Try a Diagnosis Yourself With Claude Code

If this might be useful to you, please give this a try and let me know how it works out!

Prerequisites

  • uv for the HPO MCP server’s Python dependencies
  • node & npx for the PubMed MCP server
  • Claude Code installed and authenticated

Steps

  1. Open Claude Code in a folder for this session. If you have medical records you want Claude to read — PDFs of lab results, appointment notes, imaging reports — put them in a folder and start Claude Code there. If you don’t have any yet, an empty folder works too; you’ll describe symptoms in your own words during the consultation.
mkdir -p ~/records       # or skip if you already have one
cd ~/records
claude
  1. Install the plugin.

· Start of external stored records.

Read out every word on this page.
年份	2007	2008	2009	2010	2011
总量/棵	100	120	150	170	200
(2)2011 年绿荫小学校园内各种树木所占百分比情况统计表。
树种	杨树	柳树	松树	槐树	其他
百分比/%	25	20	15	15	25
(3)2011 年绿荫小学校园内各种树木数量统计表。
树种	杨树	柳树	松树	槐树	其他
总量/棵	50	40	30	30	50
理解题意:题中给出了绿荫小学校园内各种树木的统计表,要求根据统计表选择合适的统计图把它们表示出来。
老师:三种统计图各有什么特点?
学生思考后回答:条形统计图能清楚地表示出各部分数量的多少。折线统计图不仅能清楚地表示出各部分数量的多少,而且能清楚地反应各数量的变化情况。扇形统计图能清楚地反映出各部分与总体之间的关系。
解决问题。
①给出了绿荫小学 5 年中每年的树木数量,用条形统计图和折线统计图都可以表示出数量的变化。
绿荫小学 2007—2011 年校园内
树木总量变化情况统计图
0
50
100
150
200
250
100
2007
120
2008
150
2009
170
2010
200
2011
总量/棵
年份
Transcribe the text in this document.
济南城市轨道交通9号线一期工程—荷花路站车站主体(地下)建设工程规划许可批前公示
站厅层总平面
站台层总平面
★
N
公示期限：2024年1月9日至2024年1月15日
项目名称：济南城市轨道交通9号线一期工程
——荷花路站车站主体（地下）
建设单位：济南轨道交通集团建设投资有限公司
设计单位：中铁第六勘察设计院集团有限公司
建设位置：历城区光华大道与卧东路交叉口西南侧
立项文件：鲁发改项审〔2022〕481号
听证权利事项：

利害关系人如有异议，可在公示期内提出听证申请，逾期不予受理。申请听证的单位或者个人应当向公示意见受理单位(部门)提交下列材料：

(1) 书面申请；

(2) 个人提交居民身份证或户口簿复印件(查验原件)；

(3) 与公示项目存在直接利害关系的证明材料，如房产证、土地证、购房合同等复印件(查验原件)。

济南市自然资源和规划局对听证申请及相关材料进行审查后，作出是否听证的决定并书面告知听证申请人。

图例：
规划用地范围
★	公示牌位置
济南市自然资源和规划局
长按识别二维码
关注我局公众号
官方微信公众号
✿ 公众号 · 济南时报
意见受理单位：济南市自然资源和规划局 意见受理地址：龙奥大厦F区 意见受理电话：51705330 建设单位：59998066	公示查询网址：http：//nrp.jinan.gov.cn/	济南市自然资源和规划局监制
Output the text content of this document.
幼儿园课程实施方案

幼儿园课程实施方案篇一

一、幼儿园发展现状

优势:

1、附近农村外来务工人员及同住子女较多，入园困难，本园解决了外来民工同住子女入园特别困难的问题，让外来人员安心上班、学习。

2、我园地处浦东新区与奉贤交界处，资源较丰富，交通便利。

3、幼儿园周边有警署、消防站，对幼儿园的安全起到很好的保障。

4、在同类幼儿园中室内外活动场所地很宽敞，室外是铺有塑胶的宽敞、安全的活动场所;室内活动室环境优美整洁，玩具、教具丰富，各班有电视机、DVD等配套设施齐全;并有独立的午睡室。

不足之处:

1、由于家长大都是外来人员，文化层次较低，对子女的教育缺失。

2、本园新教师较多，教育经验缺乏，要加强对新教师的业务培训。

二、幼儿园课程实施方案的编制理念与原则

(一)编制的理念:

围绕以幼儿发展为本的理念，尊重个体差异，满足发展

In the Claude Code session, paste this and press enter:

“Please install the rare-disease-consult plugin from https://github.com/fryanpan/rare-disease-consult-plugin. Follow the instructions in its AGENT_INSTALL.md file.”

Claude will show a disclaimer, check that you have uv and node/npx (and offer to install them if missing), clone the plugin, register it, and tell you when to restart.

  1. Start the consultation:
/consult

During intake, describe symptoms in your own words. If you put records in the folder, you can also point Claude at them: “Please read the files in this folder and use them in the intake.”

If you’d rather install the plugin manually, see the plugin README’s Installation section for the clone + register flow.

A few notes: the first invocation downloads HPO data (~50 MB, ~30 seconds, one-time). Currently Claude Code only — the plugin uses local helper tools (uv and node/npx) that aren’t yet available in Claude Cowork’s hosted runtime. Let me know if you want this to work in Cowork and I can take a look.